Finding an effective way to store history data

The data is a python dict representing the state of something that slowly changes over time. Values ​​change frequently, usually one or two items at a time. Keys can also change, but this is a rare event. After each change, a new data set is remembered for further study.

The result is a long sequence with increasing timestamps. A very simple example “b” turns on and off and on again:

(timestamp1, {'a':False, 'b':False, 'c':False}),
(timestamp2, {'a':False, 'b':True, 'c':False}),
(timestamp3, {'a':False, 'b':False, 'c':False}), 
(timestamp4, {'a':False, 'b':True, 'c':False}),

This sequence is very convenient for work, but, obviously, quite inefficient. Almost the same data is copied over and over. A real dict has about 100 items. This is why I am looking for another way to store data history both in memory and on disk.

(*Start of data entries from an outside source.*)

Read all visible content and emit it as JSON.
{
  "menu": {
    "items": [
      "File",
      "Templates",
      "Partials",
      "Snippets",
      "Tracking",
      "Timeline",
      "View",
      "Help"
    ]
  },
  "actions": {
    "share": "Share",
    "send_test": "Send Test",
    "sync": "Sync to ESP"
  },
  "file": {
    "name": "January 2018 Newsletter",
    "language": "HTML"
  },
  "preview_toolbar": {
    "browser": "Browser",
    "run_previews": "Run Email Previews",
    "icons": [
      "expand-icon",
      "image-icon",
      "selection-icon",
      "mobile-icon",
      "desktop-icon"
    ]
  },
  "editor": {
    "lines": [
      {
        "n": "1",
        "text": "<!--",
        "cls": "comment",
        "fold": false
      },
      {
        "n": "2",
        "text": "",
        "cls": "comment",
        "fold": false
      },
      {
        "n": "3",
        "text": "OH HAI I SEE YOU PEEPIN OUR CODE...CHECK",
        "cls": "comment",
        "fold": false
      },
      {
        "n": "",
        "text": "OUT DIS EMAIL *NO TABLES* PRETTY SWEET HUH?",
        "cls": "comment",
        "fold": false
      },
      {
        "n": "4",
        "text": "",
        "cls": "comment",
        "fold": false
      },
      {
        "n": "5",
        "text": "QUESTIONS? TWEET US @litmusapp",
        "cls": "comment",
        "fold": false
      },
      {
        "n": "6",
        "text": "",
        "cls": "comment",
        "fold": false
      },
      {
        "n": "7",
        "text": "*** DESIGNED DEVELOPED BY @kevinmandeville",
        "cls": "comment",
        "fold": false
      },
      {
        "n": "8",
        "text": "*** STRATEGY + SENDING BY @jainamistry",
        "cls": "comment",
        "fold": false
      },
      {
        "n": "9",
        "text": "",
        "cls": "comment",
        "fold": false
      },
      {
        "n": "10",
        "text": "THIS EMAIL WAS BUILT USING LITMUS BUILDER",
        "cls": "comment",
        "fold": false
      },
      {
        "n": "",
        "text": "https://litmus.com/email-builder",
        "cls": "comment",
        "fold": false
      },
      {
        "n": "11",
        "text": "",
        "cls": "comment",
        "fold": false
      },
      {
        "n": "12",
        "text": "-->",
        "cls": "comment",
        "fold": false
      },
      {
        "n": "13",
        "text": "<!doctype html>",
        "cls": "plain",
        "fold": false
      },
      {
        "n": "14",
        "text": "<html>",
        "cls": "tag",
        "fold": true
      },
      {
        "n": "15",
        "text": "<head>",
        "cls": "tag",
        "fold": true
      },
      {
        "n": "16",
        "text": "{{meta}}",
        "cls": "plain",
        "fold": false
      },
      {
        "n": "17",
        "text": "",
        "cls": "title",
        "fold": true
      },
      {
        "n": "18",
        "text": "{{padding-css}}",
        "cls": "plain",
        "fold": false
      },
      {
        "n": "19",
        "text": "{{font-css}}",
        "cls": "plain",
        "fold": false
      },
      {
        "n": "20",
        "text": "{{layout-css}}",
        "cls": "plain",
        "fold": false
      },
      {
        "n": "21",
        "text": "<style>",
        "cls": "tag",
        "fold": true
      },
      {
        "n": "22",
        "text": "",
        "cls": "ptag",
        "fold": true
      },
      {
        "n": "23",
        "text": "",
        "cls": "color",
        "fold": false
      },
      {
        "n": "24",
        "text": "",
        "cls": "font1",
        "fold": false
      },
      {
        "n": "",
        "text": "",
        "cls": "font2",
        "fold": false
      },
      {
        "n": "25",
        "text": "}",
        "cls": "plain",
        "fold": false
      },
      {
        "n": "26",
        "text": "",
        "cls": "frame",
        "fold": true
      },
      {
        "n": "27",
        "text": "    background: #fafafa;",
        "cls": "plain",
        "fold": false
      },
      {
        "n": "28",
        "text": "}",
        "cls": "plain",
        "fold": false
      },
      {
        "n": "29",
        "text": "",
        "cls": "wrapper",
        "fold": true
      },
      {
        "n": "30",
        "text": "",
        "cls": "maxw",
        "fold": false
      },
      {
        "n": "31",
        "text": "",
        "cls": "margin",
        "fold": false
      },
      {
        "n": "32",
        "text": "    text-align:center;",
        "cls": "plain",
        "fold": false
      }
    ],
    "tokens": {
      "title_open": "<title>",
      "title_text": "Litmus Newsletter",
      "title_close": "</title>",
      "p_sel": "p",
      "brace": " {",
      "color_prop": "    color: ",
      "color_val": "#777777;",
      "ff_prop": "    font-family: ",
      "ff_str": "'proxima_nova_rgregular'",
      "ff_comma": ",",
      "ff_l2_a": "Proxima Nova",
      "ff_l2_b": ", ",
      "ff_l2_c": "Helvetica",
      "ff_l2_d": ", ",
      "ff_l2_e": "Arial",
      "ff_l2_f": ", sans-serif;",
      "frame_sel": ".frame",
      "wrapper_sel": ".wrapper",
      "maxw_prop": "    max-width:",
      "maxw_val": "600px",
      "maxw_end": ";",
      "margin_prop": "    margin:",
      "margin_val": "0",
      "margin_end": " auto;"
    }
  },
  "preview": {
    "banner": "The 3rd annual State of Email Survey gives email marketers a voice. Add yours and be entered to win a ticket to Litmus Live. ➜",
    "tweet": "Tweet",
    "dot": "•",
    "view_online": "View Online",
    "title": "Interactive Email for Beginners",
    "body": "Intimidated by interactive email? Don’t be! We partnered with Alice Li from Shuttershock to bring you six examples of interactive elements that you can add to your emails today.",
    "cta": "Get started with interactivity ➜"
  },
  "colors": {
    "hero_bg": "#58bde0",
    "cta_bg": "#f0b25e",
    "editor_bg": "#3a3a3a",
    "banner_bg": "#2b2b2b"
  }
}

I am sure it has been many times in the past. Is there a standard / recommended way for this problem? The solution does not have to be perfect. Good enough.


This is what I would do if some soul did not show a better approach. Saving only incremental changes is spatially effective:

(timestamp1, FULL, {'a':False, 'b':False, 'c':False}),
(timestamp2, INCREMENTAL, {'b':True}),
(timestamp3, INCREMENTAL, {'b':False}),
(timestamp4, INCREMENTAL, {'b':True}),

However, accessing data is not easy because it needs to be restored in a few steps from the last FULL state. To limit the flaw, each Nth entry will be saved as FULL, and all the rest will be INCREMENTAL.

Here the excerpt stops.